Expanding who can prescribe buprenorphine
The SUPPORT for Patients and Communities Act does three very important things to expand access to medication-assisted treatment for opioid use disorder.
- It extends the ability of waivered nurse practitioners and physician’s assistants to prescribe buprenorphine indefinitely (they were previously only allowed to prescribe for 5 years).
- It removed the 30 bupe patient limit for the first year for clinicians who are certified in addiction medicine/psychiatry OR who work in an approved MAT facility.
- It allows waivered Certified Nurse Specialists (CNSs), Certified Nurse Midwives (CNMs), and Certified Nurse Anaesthetist (CNAs) to prescribe bupe for 5 years. Like NPs, these nursing professionals have advanced training.
By expanding who can prescribe buprenorphine and removing barriers for current prescribers, Congress has taken a critical step forward in increasing access to a life-saving medication.

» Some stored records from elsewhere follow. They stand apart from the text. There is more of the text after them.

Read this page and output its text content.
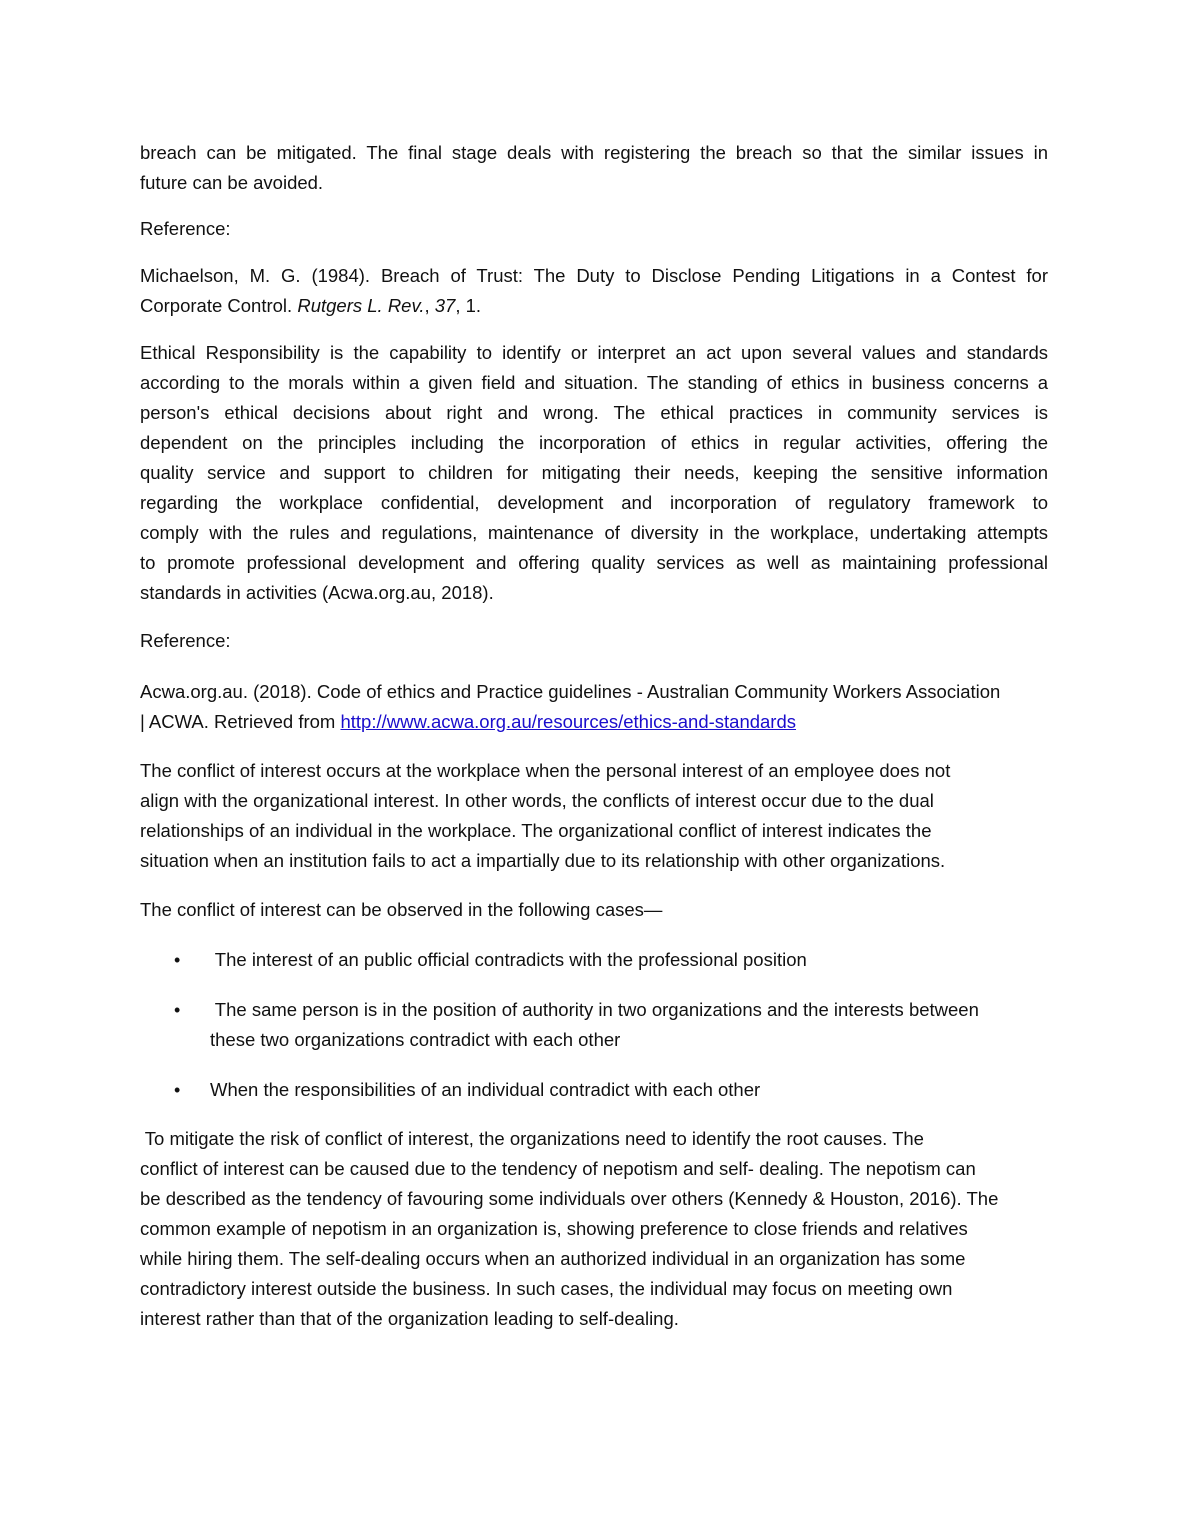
breach can be mitigated. The final stage deals with registering the breach so that the similar issues in
future can be avoided.
Reference:
Michaelson, M. G. (1984). Breach of Trust: The Duty to Disclose Pending Litigations in a Contest for
Corporate Control. Rutgers L. Rev., 37, 1.
Ethical Responsibility is the capability to identify or interpret an act upon several values and standards
according to the morals within a given field and situation. The standing of ethics in business concerns a
person's ethical decisions about right and wrong. The ethical practices in community services is
dependent on the principles including the incorporation of ethics in regular activities, offering the
quality service and support to children for mitigating their needs, keeping the sensitive information
regarding the workplace confidential, development and incorporation of regulatory framework to
comply with the rules and regulations, maintenance of diversity in the workplace, undertaking attempts
to promote professional development and offering quality services as well as maintaining professional
standards in activities (Acwa.org.au, 2018).
Reference:
Acwa.org.au. (2018). Code of ethics and Practice guidelines - Australian Community Workers Association
| ACWA. Retrieved from http://www.acwa.org.au/resources/ethics-and-standards
The conflict of interest occurs at the workplace when the personal interest of an employee does not
align with the organizational interest. In other words, the conflicts of interest occur due to the dual
relationships of an individual in the workplace. The organizational conflict of interest indicates the
situation when an institution fails to act a impartially due to its relationship with other organizations.
The conflict of interest can be observed in the following cases—
• The interest of an public official contradicts with the professional position
• The same person is in the position of authority in two organizations and the interests between
these two organizations contradict with each other
• When the responsibilities of an individual contradict with each other
To mitigate the risk of conflict of interest, the organizations need to identify the root causes. The
conflict of interest can be caused due to the tendency of nepotism and self- dealing. The nepotism can
be described as the tendency of favouring some individuals over others (Kennedy & Houston, 2016). The
common example of nepotism in an organization is, showing preference to close friends and relatives
while hiring them. The self-dealing occurs when an authorized individual in an organization has some
contradictory interest outside the business. In such cases, the individual may focus on meeting own
interest rather than that of the organization leading to self-dealing.
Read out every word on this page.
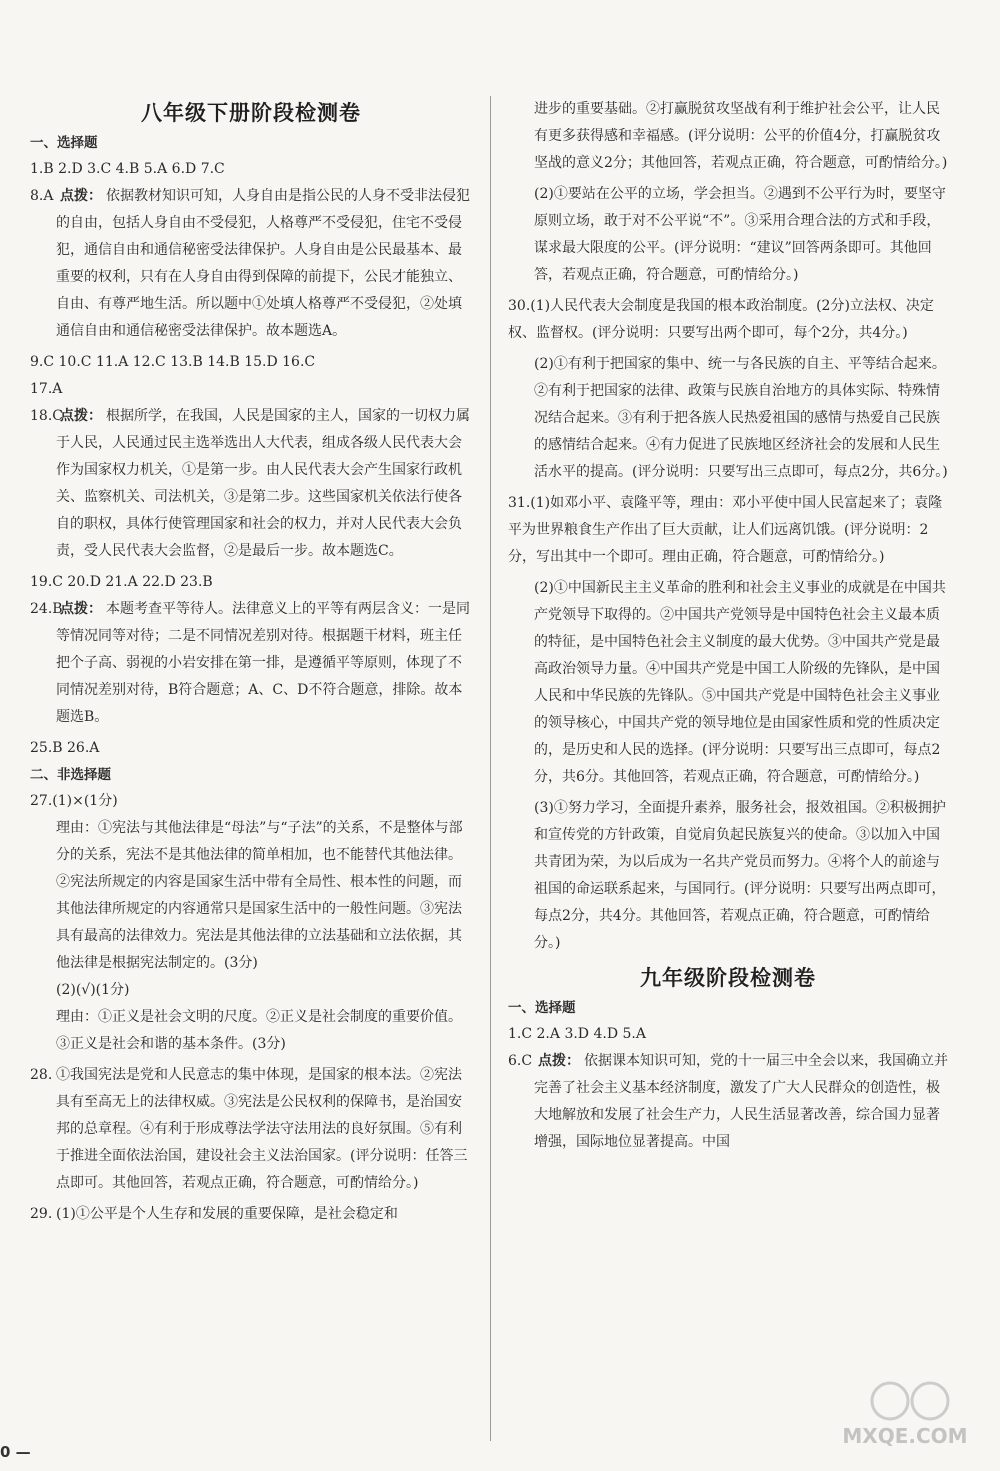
八年级下册阶段检测卷
一、选择题
1.B 2.D 3.C 4.B 5.A 6.D 7.C
8.A 点拨： 依据教材知识可知，人身自由是指公民的人身不受非法侵犯的自由，包括人身自由不受侵犯，人格尊严不受侵犯，住宅不受侵犯，通信自由和通信秘密受法律保护。人身自由是公民最基本、最重要的权利，只有在人身自由得到保障的前提下，公民才能独立、自由、有尊严地生活。所以题中①处填人格尊严不受侵犯，②处填通信自由和通信秘密受法律保护。故本题选A。
9.C 10.C 11.A 12.C 13.B 14.B 15.D 16.C
17.A
18.C点拨： 根据所学，在我国，人民是国家的主人，国家的一切权力属于人民，人民通过民主选举选出人大代表，组成各级人民代表大会作为国家权力机关，①是第一步。由人民代表大会产生国家行政机关、监察机关、司法机关，③是第二步。这些国家机关依法行使各自的职权，具体行使管理国家和社会的权力，并对人民代表大会负责，受人民代表大会监督，②是最后一步。故本题选C。
19.C 20.D 21.A 22.D 23.B
24.B点拨： 本题考查平等待人。法律意义上的平等有两层含义：一是同等情况同等对待；二是不同情况差别对待。根据题干材料，班主任把个子高、弱视的小岩安排在第一排，是遵循平等原则，体现了不同情况差别对待，B符合题意；A、C、D不符合题意，排除。故本题选B。
25.B 26.A
二、非选择题
27.(1)×(1分)
理由：①宪法与其他法律是“母法”与“子法”的关系，不是整体与部分的关系，宪法不是其他法律的简单相加，也不能替代其他法律。②宪法所规定的内容是国家生活中带有全局性、根本性的问题，而其他法律所规定的内容通常只是国家生活中的一般性问题。③宪法具有最高的法律效力。宪法是其他法律的立法基础和立法依据，其他法律是根据宪法制定的。(3分)
(2)(√)(1分)
理由：①正义是社会文明的尺度。②正义是社会制度的重要价值。③正义是社会和谐的基本条件。(3分)
28. ①我国宪法是党和人民意志的集中体现，是国家的根本法。②宪法具有至高无上的法律权威。③宪法是公民权利的保障书，是治国安邦的总章程。④有利于形成尊法学法守法用法的良好氛围。⑤有利于推进全面依法治国，建设社会主义法治国家。(评分说明：任答三点即可。其他回答，若观点正确，符合题意，可酌情给分。)
29. (1)①公平是个人生存和发展的重要保障，是社会稳定和
进步的重要基础。②打赢脱贫攻坚战有利于维护社会公平，让人民有更多获得感和幸福感。(评分说明：公平的价值4分，打赢脱贫攻坚战的意义2分；其他回答，若观点正确，符合题意，可酌情给分。)
(2)①要站在公平的立场，学会担当。②遇到不公平行为时，要坚守原则立场，敢于对不公平说“不”。③采用合理合法的方式和手段，谋求最大限度的公平。(评分说明：“建议”回答两条即可。其他回答，若观点正确，符合题意，可酌情给分。)
30.(1)人民代表大会制度是我国的根本政治制度。(2分)立法权、决定权、监督权。(评分说明：只要写出两个即可，每个2分，共4分。)
(2)①有利于把国家的集中、统一与各民族的自主、平等结合起来。②有利于把国家的法律、政策与民族自治地方的具体实际、特殊情况结合起来。③有利于把各族人民热爱祖国的感情与热爱自己民族的感情结合起来。④有力促进了民族地区经济社会的发展和人民生活水平的提高。(评分说明：只要写出三点即可，每点2分，共6分。)
31.(1)如邓小平、袁隆平等，理由：邓小平使中国人民富起来了；袁隆平为世界粮食生产作出了巨大贡献，让人们远离饥饿。(评分说明：2分，写出其中一个即可。理由正确，符合题意，可酌情给分。)
(2)①中国新民主主义革命的胜利和社会主义事业的成就是在中国共产党领导下取得的。②中国共产党领导是中国特色社会主义最本质的特征，是中国特色社会主义制度的最大优势。③中国共产党是最高政治领导力量。④中国共产党是中国工人阶级的先锋队，是中国人民和中华民族的先锋队。⑤中国共产党是中国特色社会主义事业的领导核心，中国共产党的领导地位是由国家性质和党的性质决定的，是历史和人民的选择。(评分说明：只要写出三点即可，每点2分，共6分。其他回答，若观点正确，符合题意，可酌情给分。)
(3)①努力学习，全面提升素养，服务社会，报效祖国。②积极拥护和宣传党的方针政策，自觉肩负起民族复兴的使命。③以加入中国共青团为荣，为以后成为一名共产党员而努力。④将个人的前途与祖国的命运联系起来，与国同行。(评分说明：只要写出两点即可，每点2分，共4分。其他回答，若观点正确，符合题意，可酌情给分。)
九年级阶段检测卷
一、选择题
1.C 2.A 3.D 4.D 5.A
6.C 点拨： 依据课本知识可知，党的十一届三中全会以来，我国确立并完善了社会主义基本经济制度，激发了广大人民群众的创造性，极大地解放和发展了社会生产力，人民生活显著改善，综合国力显著增强，国际地位显著提高。中国
0 —
MXQE.COM
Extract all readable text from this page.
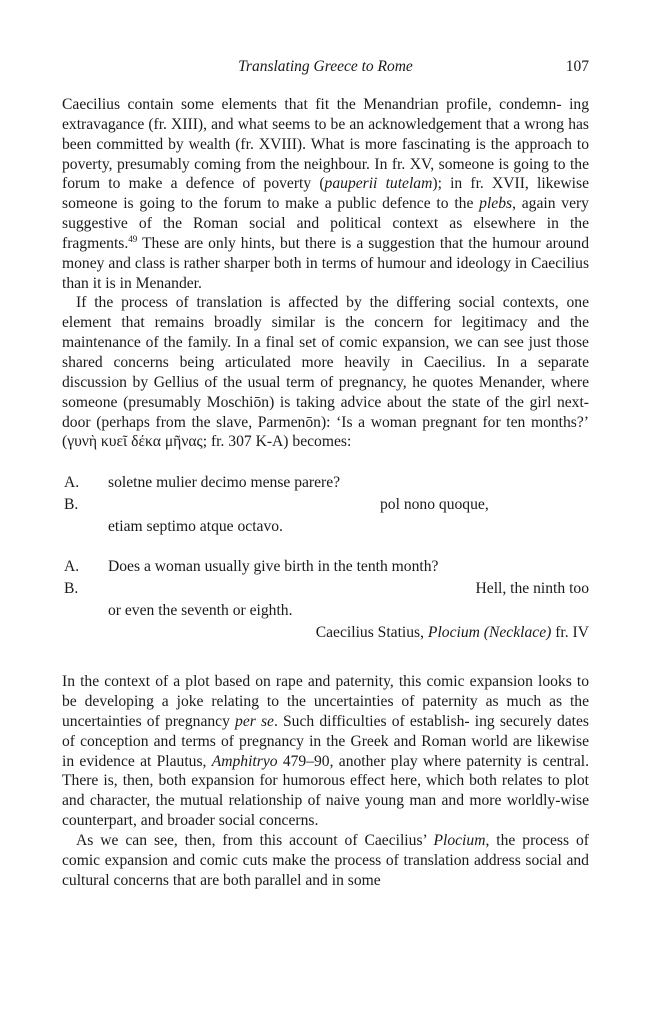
Translating Greece to Rome	107

Caecilius contain some elements that fit the Menandrian profile, condemn- ing extravagance (fr. XIII), and what seems to be an acknowledgement that a wrong has been committed by wealth (fr. XVIII). What is more fascinating is the approach to poverty, presumably coming from the neighbour. In fr. XV, someone is going to the forum to make a defence of poverty (pauperii tutelam); in fr. XVII, likewise someone is going to the forum to make a public defence to the plebs, again very suggestive of the Roman social and political context as elsewhere in the fragments.$^{49}$ These are only hints, but there is a suggestion that the humour around money and class is rather sharper both in terms of humour and ideology in Caecilius than it is in Menander.

If the process of translation is affected by the differing social contexts, one element that remains broadly similar is the concern for legitimacy and the maintenance of the family. In a final set of comic expansion, we can see just those shared concerns being articulated more heavily in Caecilius. In a separate discussion by Gellius of the usual term of pregnancy, he quotes Menander, where someone (presumably Moschiōn) is taking advice about the state of the girl next-door (perhaps from the slave, Parmenōn): ‘Is a woman pregnant for ten months?’ (γυνὴ κυεῖ δέκα μῆνας; fr. 307 K-A) becomes:

A. soletne mulier decimo mense parere?
B.	pol nono quoque,
etiam septimo atque octavo.
A. Does a woman usually give birth in the tenth month?
B.	Hell, the ninth too
or even the seventh or eighth.
Caecilius Statius, Plocium (Necklace) fr. IV

In the context of a plot based on rape and paternity, this comic expansion looks to be developing a joke relating to the uncertainties of paternity as much as the uncertainties of pregnancy per se. Such difficulties of establish- ing securely dates of conception and terms of pregnancy in the Greek and Roman world are likewise in evidence at Plautus, Amphitryo 479–90, another play where paternity is central. There is, then, both expansion for humorous effect here, which both relates to plot and character, the mutual relationship of naive young man and more worldly-wise counterpart, and broader social concerns.

As we can see, then, from this account of Caecilius’ Plocium, the process of comic expansion and comic cuts make the process of translation address social and cultural concerns that are both parallel and in some
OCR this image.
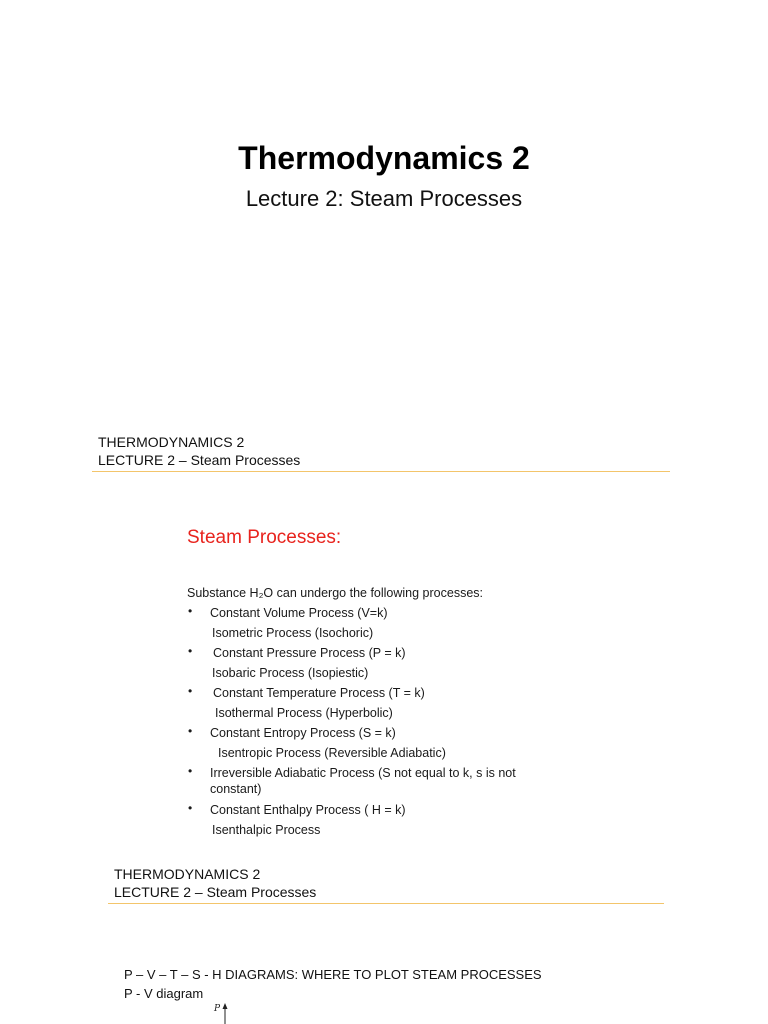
Thermodynamics 2
Lecture 2: Steam Processes
THERMODYNAMICS 2
LECTURE 2 – Steam Processes
Steam Processes:
Substance H₂O can undergo the following processes:
• Constant Volume Process (V=k)
Isometric Process (Isochoric)
• Constant Pressure Process (P = k)
Isobaric Process (Isopiestic)
• Constant Temperature Process (T = k)
Isothermal Process (Hyperbolic)
• Constant Entropy Process (S = k)
Isentropic Process (Reversible Adiabatic)
• Irreversible Adiabatic Process (S not equal to k, s is not
constant)
• Constant Enthalpy Process ( H = k)
Isenthalpic Process
THERMODYNAMICS 2
LECTURE 2 – Steam Processes
P – V – T – S - H DIAGRAMS: WHERE TO PLOT STEAM PROCESSES
P - V diagram
P
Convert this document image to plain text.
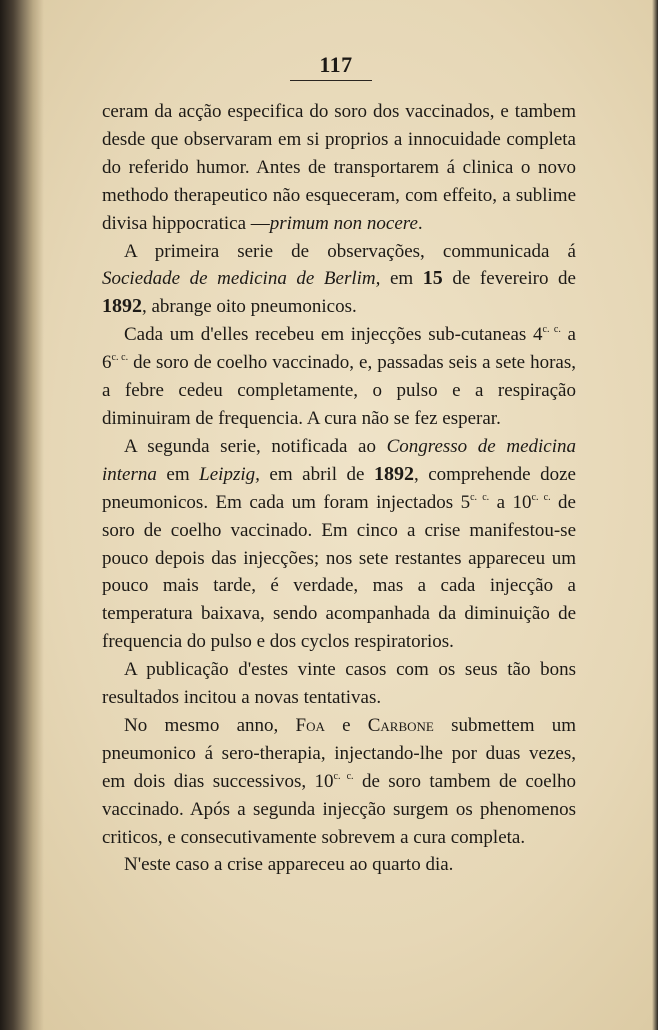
117

ceram da acção especifica do soro dos vaccinados, e tambem desde que observaram em si proprios a innocuidade completa do referido humor. Antes de transportarem á clinica o novo methodo therapeutico não esqueceram, com effeito, a sublime divisa hippocratica —primum non nocere.

A primeira serie de observações, communicada á Sociedade de medicina de Berlim, em 15 de fevereiro de 1892, abrange oito pneumonicos.

Cada um d'elles recebeu em injecções sub-cutaneas $4^{c. c.}$ a $6^{c. c.}$ de soro de coelho vaccinado, e, passadas seis a sete horas, a febre cedeu completamente, o pulso e a respiração diminuiram de frequencia. A cura não se fez esperar.

A segunda serie, notificada ao Congresso de medicina interna em Leipzig, em abril de 1892, comprehende doze pneumonicos. Em cada um foram injectados $5^{c. c.}$ a $10^{c. c.}$ de soro de coelho vaccinado. Em cinco a crise manifestou-se pouco depois das injecções; nos sete restantes appareceu um pouco mais tarde, é verdade, mas a cada injecção a temperatura baixava, sendo acompanhada da diminuição de frequencia do pulso e dos cyclos respiratorios.

A publicação d'estes vinte casos com os seus tão bons resultados incitou a novas tentativas.

No mesmo anno, Foa e Carbone submettem um pneumonico á sero-therapia, injectando-lhe por duas vezes, em dois dias successivos, $10^{c. c.}$ de soro tambem de coelho vaccinado. Após a segunda injecção surgem os phenomenos criticos, e consecutivamente sobrevem a cura completa.

N'este caso a crise appareceu ao quarto dia.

Medicare and e-prescribing
If you use Medicare Part D to cover the cost of your buprenorphine prescription, you may find yourself saying goodbye to paper scripts. The SUPPORT Act would have Medicare require, in most instances, that controlled substances, including bupe, be e-prescribed.
Medicaid and inpatient treatment
Outpatient treatment isn’t right for everyone. The SUPPORT Act would remove previous restrictions and allow Medicaid to cover inpatient mental health services for opioid and cocaine use disorders. This is a big win as inpatient treatment tends to be more expensive than outpatient.
Investing in opioid alternatives
Many people struggling with opioid addiction started on pain pills for either acute or chronic pain while patients on buprenorphine often worry about how they will manage pain as they try to beat addictive behavior. The SUPPORT Act empowers the National Institutes of Health to put more resources into clinical trials of new and better non-opioid pain management therapies. New opioid alternatives could be a gamechanger, preventing new addiction and helping people in recovery manage pain without worry of relapse.